MEDIA

Publisher Cites 'Financial Impact' Of Newsroom Massacre, Offers Buyouts

Tribune Publishing announces newsrooms to shrink five months after five employees were killed at The Capital Gazette in Maryland.
Rick Hutzell, right, the editor of The Capital Gazette, is joined by reporter Selene San Felice and photojournalists Paul W.
Rick Hutzell, right, the editor of The Capital Gazette, is joined by reporter Selene San Felice and photojournalists Paul W. Gillespie, center, and Joshua McKerrow as he rings a bell during a moment of silence July 5 in Annapolis, Maryland.

Chicago-based Tribune Publishing is offering buyouts to cut its staff in part because of costs incurred from the mass shooting deaths of employees at the company’s Annapolis, Maryland, newspaper, The Virginian-Pilot reported Friday.

Five people were killed and two injured when a gunman entered the Maryland building of The Capital Gazette on June 28 and opened fire with a pump-action shotgun. The man charged in the shooting, Jarrod Ramos, had a grudge against the newspaper because of an article about his harassment conviction.

Last month the judge presiding over the shooting case gave Ramos until December to modify his not-guilty plea to an insanity plea.

Tribune Publishing reported a net loss of $4.2 million in its third-quarter earnings.

Company CEO Justin Dearborn attributed the loss to the “financial impact from the Capital Gazette tragedy” — as well as to President Donald Trump’s imposition of tariffs on newsprint, driving up costs significantly. Newsprint tariffs have since been rescinded. 

The Virginian-Pilot, which is owned by Tribune Publishing, also attributed the loss to “costs” following the shooting deaths. The company did not detail costs linked to the tragedy.

A statement from the company also said it needed to make “some difficult decisions to align our costs with revenue trends” as it transforms into a “truly digitally focused enterprise.” 

Journalists were stunned that survivors of the shooting will now suffer yet another toll with layoffs.

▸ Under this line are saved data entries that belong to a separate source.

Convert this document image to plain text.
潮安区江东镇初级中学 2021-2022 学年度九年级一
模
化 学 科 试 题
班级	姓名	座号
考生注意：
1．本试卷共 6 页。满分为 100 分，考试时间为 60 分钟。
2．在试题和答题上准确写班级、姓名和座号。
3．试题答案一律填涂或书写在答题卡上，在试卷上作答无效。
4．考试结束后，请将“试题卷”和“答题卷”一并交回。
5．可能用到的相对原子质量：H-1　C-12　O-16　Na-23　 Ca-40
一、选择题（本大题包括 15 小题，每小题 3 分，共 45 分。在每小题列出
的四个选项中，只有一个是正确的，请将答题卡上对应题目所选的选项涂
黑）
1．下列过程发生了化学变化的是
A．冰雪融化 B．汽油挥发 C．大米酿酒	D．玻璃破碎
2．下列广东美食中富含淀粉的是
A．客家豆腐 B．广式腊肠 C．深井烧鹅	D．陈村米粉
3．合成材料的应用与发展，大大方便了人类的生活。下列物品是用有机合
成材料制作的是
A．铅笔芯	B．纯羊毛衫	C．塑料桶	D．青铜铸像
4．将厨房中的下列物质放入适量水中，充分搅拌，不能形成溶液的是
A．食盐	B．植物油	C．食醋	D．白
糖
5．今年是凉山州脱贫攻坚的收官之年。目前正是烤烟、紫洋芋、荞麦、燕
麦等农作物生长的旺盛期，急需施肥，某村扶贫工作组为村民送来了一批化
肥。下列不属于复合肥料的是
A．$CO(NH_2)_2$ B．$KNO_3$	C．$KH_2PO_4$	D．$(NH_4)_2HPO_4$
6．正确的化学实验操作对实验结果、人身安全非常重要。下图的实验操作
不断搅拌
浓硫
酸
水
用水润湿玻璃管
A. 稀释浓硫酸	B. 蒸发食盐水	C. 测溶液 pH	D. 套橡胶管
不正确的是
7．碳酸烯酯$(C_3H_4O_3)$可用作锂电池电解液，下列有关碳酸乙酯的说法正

Scott Dance, a reporter at The Baltimore Sun, which is also owned by Tribune Publishing, called Dearborn’s comment “an insult to the people who died while simply doing their jobs for this company, and to their co-workers who are overworked as they continue to cope with the loss.”

One reporter tweeted: “This is hard to stomach. This is no way to honor” the dead journalists.

The company, previously known as Tronc, also owns the New York Daily News, the Chicago Tribune, The Hartford Courant, The Baltimore Sun and Florida’s Sun Sentinel, among other newspapers.

It’s offering buyouts to an undisclosed number of workers, but only those who have worked for the company for at least 10 years. Buyouts aren’t being offered to the Daily News, where the staff was cut in half in July.

The buyouts will be voluntary, but there may be further “workforce reductions.” The first round will be offered to non-union workers, but “equivalent offers” will be made to union workers later this month.

Tribune Publishing is currently considering bids to sell the chain from newspaper chain McClatchy, Aim Media and investment firm Donerail, reported the Chicago Tribune.